Back in the 1960s she drove her Volkswagen Beetle to remote Maori communities to capture enduring images on her trusty Rolleiflex film camera, and sleeping in the car.
This time she will be taking a modern digital camera, travelling in a more comfortable campervan and taking with her a selection of the best images she captured 50 years ago.
Westra will be travelling to Ruatoria, Ruatoki, Rotorua and Whanganui, retracing journeys she took when she was in her early 20s, visiting marae, attending hui, tangi and weddings.
Westra, 76, who migrated from the Netherlands in 1957, remembers being drawn to photographing Maori and capturing their way of life.

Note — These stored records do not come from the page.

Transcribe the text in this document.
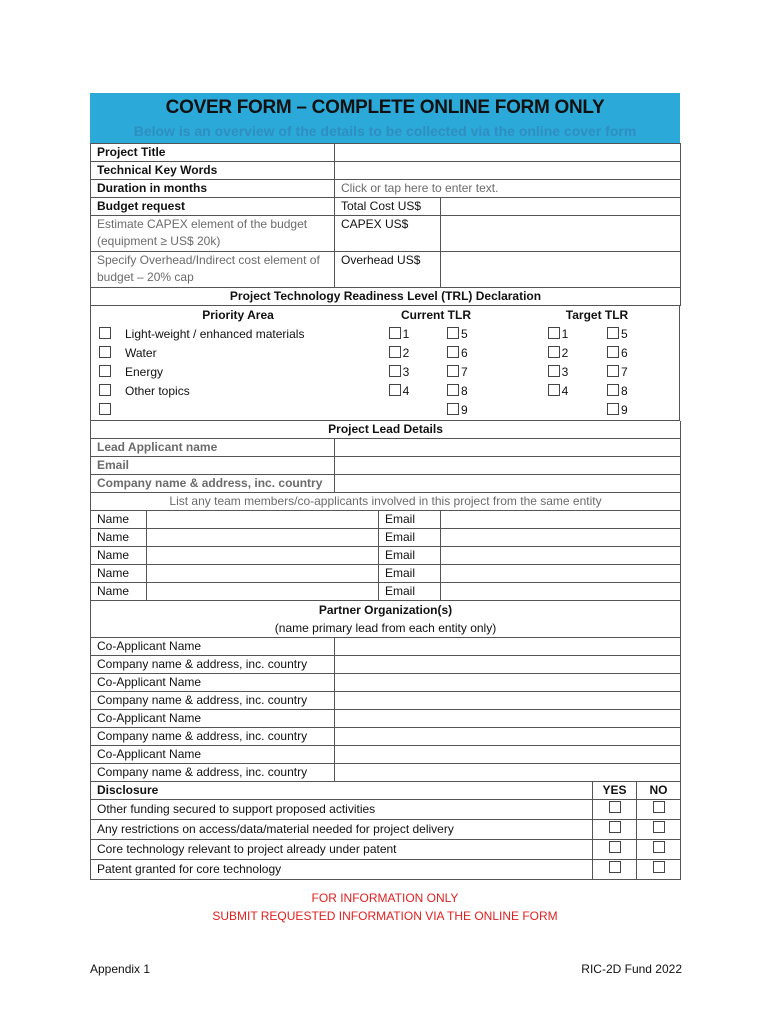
COVER FORM – COMPLETE ONLINE FORM ONLY
Below is an overview of the details to be collected via the online cover form
Project Title		
Technical Key Words		
Duration in months	Click or tap here to enter text.	
Budget request	Total Cost US$	
Estimate CAPEX element of the budget (equipment ≥ US$ 20k)	CAPEX US$	
Specify Overhead/Indirect cost element of budget – 20% cap	Overhead US$	
Project Technology Readiness Level (TRL) Declaration		
	Priority Area	Current TLR		Target TLR	
	Light-weight / enhanced materials	1	5	1	5
	Water	2	6	2	6
	Energy	3	7	3	7
	Other topics	4	8	4	8
			9		9
Project Lead Details	
Lead Applicant name	
Email	
Company name & address, inc. country	
List any team members/co-applicants involved in this project from the same entity	
Name		Email	
Name		Email	
Name		Email	
Name		Email	
Name		Email	
Partner Organization(s)
(name primary lead from each entity only)	

Co-Applicant Name	
Company name & address, inc. country	
Co-Applicant Name	
Company name & address, inc. country	
Co-Applicant Name	
Company name & address, inc. country	
Co-Applicant Name	
Company name & address, inc. country	
Disclosure	YES	NO
Other funding secured to support proposed activities		
Any restrictions on access/data/material needed for project delivery		
Core technology relevant to project already under patent		
Patent granted for core technology		
FOR INFORMATION ONLY
SUBMIT REQUESTED INFORMATION VIA THE ONLINE FORM
Appendix 1	RIC-2D Fund 2022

‘‘At the time nobody apart from the Government Tourist Bureau was photographing Maori and they presented them as oddities for tourists, but they never showed how Maori really lived.’’
Shortly after she came to Wellington she joined the Ngati Poneke Young Maori Club. She began taking photos of club activities and preparations for the opening of Waiwhetu Marae in Lower Hutt.
Her candid and lively shots published in Te Ao Hou, the Department of Maori Affairs magazine, were very different from the stiff lineups it had been running up until then, and word of her interest and talent spread.
Westra remembers people at marae referring to her as ‘‘the Pakeha photographer’’. She made several lengthy trips to the East Coast and up the Whanganui River to get photos for her first big book, Maori.
But she made her biggest splash with a smaller project, a school reader called Washday at the Pa.
Photos of the Te Runa family children in their rundown Ruatoria home caused such a furore that the Ministry of Education was ordered to pulp the booklet.
Fortunately, the images survived and are now part of an extraordinary historical record of more than 200,000 of Westra’s negatives in the National Archives in Wellington.
Westra is modestly proud of her legacy – she never thought it would be such an important record of its time. But she is also delighted that many precious images of people and times past hang in so many meeting houses and homes.
As well as showing her work on her journey, Westra and her agent David Alsop hope to gather names and other information to supplement the photos held in the National Archives.
She will be taking more photos, which will give a unique perspective of how communities have changed.
Alsop, who describes Westra as a living icon, said it would be interesting to see who they met along the way.
‘‘ I’m expecting there will be many stories and memories shared.
‘‘Getting into schools and meeting those interested in photography will also be a special part of the trip,’’ he said.